Foxlink, who is opening a new Factory in India to make Cables for Apple Products, had its Plant Sabotaged by a Chinese National
Another Apple supply chain partner is opening a new plant in India by year's end. The Bloomberg report echoed in India today claims that Taiwan-based cable and connector maker Cheng Uei Precision Industry, also known as Foxlink will start mass production in Chennai, the capital city of the Indian state of Tamil Nadu. The new plant is owned by TC Gou, brother of Foxconn's Terry Guo.
The company plan to make large investments in India over the next five years to tap into India's new production-linked incentive (PLI) plan.
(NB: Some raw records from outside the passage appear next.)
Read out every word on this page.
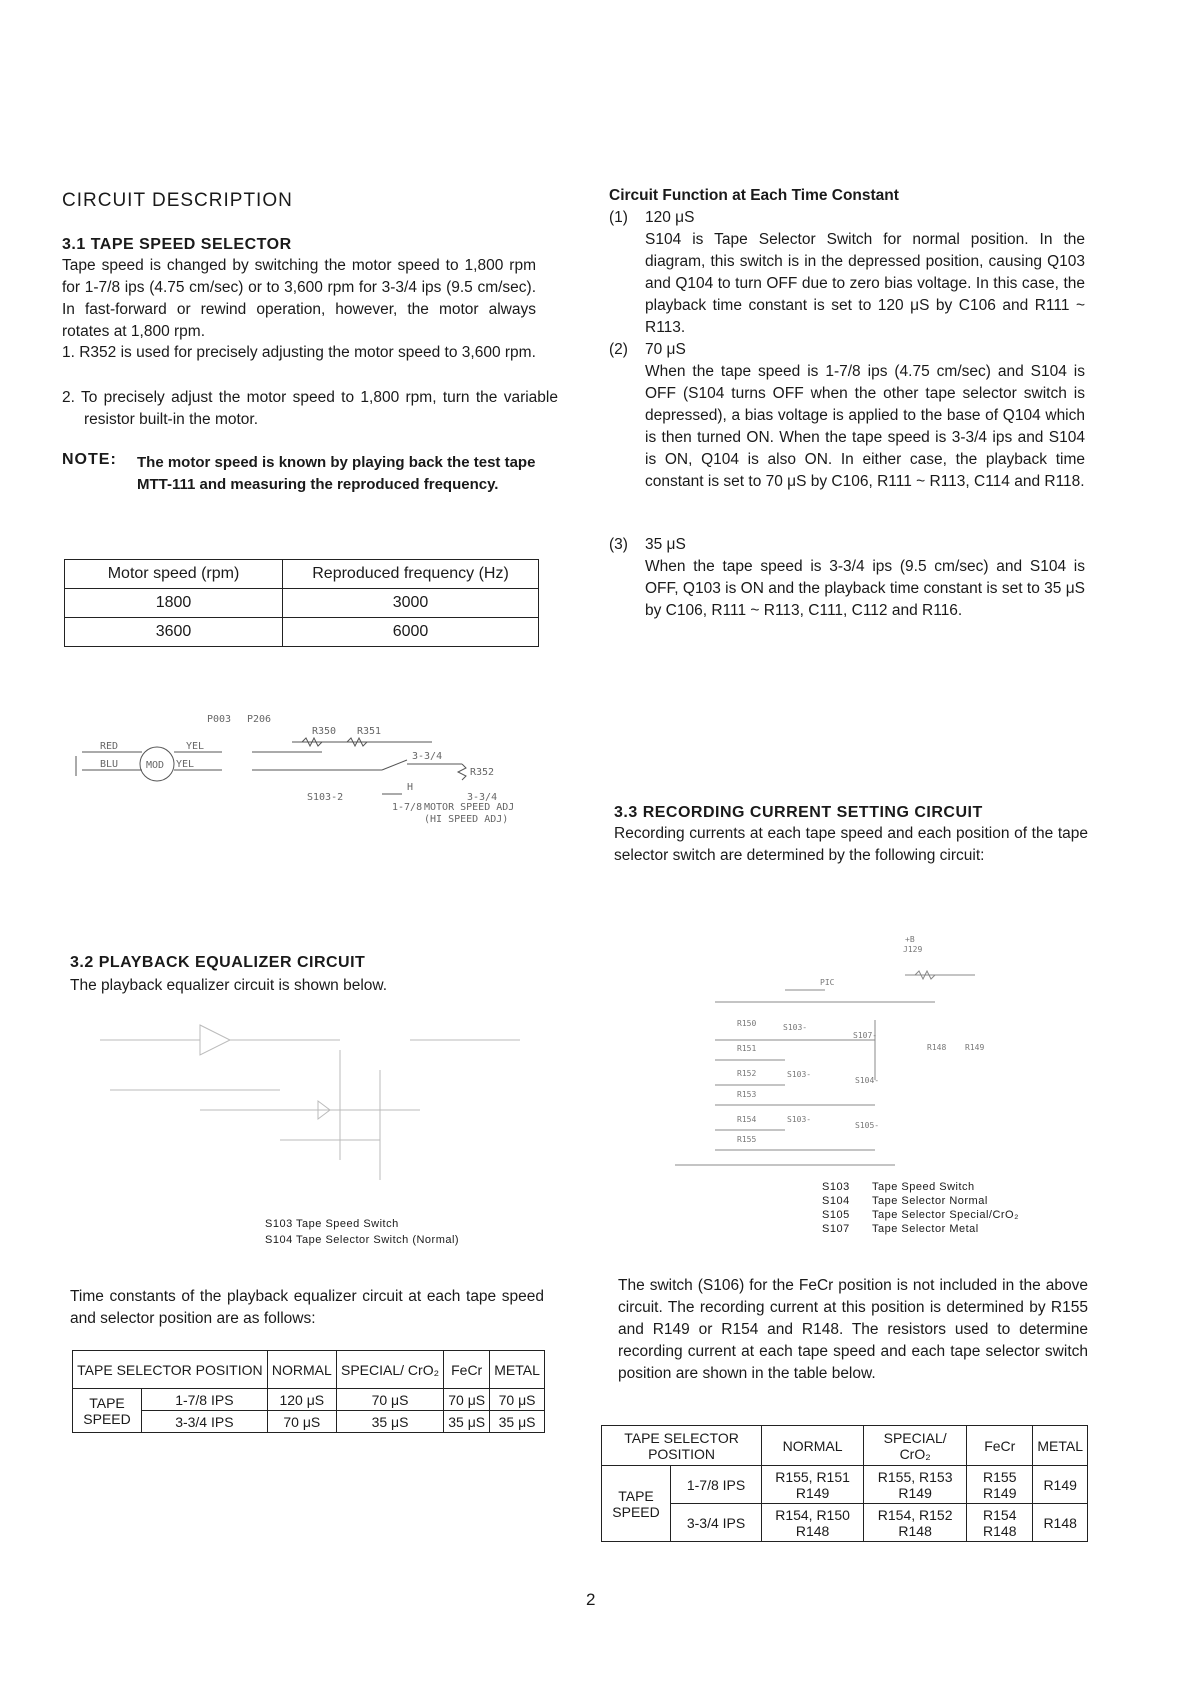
CIRCUIT DESCRIPTION
3.1 TAPE SPEED SELECTOR
Tape speed is changed by switching the motor speed to 1,800 rpm for 1-7/8 ips (4.75 cm/sec) or to 3,600 rpm for 3-3/4 ips (9.5 cm/sec). In fast-forward or rewind operation, however, the motor always rotates at 1,800 rpm.
1. R352 is used for precisely adjusting the motor speed to 3,600 rpm.
2. To precisely adjust the motor speed to 1,800 rpm, turn the variable resistor built-in the motor.
NOTE: The motor speed is known by playing back the test tape MTT-111 and measuring the reproduced frequency.
Motor speed (rpm)	Reproduced frequency (Hz)
1800	3000
3600	6000
P003 P206
R350 R351
RED	YEL
BLU	MOD YEL
3-3/4
R352
H
3-3/4
S103-2
1-7/8 MOTOR SPEED ADJ
(HI SPEED ADJ)
3.2 PLAYBACK EQUALIZER CIRCUIT
The playback equalizer circuit is shown below.
S103 Tape Speed Switch
S104 Tape Selector Switch (Normal)
Time constants of the playback equalizer circuit at each tape speed and selector position are as follows:
TAPE SELECTOR POSITION		NORMAL	SPECIAL/ CrO₂	FeCr	METAL
TAPE SPEED	1-7/8 IPS	120 μS	70 μS	70 μS	70 μS
	3-3/4 IPS	70 μS	35 μS	35 μS	35 μS
Circuit Function at Each Time Constant
(1) 120 μS
S104 is Tape Selector Switch for normal position. In the diagram, this switch is in the depressed position, causing Q103 and Q104 to turn OFF due to zero bias voltage. In this case, the playback time constant is set to 120 μS by C106 and R111 ~ R113.
(2) 70 μS
When the tape speed is 1-7/8 ips (4.75 cm/sec) and S104 is OFF (S104 turns OFF when the other tape selector switch is depressed), a bias voltage is applied to the base of Q104 which is then turned ON. When the tape speed is 3-3/4 ips and S104 is ON, Q104 is also ON. In either case, the playback time constant is set to 70 μS by C106, R111 ~ R113, C114 and R118.
(3) 35 μS
When the tape speed is 3-3/4 ips (9.5 cm/sec) and S104 is OFF, Q103 is ON and the playback time constant is set to 35 μS by C106, R111 ~ R113, C111, C112 and R116.
3.3 RECORDING CURRENT SETTING CIRCUIT
Recording currents at each tape speed and each position of the tape selector switch are determined by the following circuit:
+B
J129
PIC
S103-
S103-
S103-
S107-
S104-
S105-
R150
R151
R152
R153
R154
R155
R148 R149
S103 Tape Speed Switch
S104 Tape Selector Normal
S105 Tape Selector Special/CrO₂
S107 Tape Selector Metal
The switch (S106) for the FeCr position is not included in the above circuit. The recording current at this position is determined by R155 and R149 or R154 and R148. The resistors used to determine recording current at each tape speed and each tape selector switch position are shown in the table below.
TAPE SELECTOR POSITION		NORMAL	SPECIAL/ CrO₂	FeCr	METAL
TAPE SPEED	1-7/8 IPS	R155, R151 R149	R155, R153 R149	R155 R149	R149
	3-3/4 IPS	R154, R150 R148	R154, R152 R148	R154 R148	R148
2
Foxlink is one of many foreign companies looking to expand manufacturing to India in the backdrop of the US-China trade war. The development of the cable company comes as Apple has stopped providing chargers as well as earphones for the new generation iPhones. However, the company will still provide cables, the kind Foxlink is likely to supply. The local production of cables along with the assembly of iPhones in India is likely to grant tariff or taxation relief for Apple.
In an odd twist, Foxlink said in a statement last week that a company engineer was caught on internal surveillance video this month damaging automation equipment at the new Indian plant near Chennai. The suspect is a Chinese national, and the incident was reported to local police and Chinese authorities, it said.
It appears that the trend of production moving outside of China to countries like India is beginning to anger the Chinese government. Sabotaging a company's ability to open on time or to hurt production is a serious sign that the U.S.-China trade war is beginning to get to China.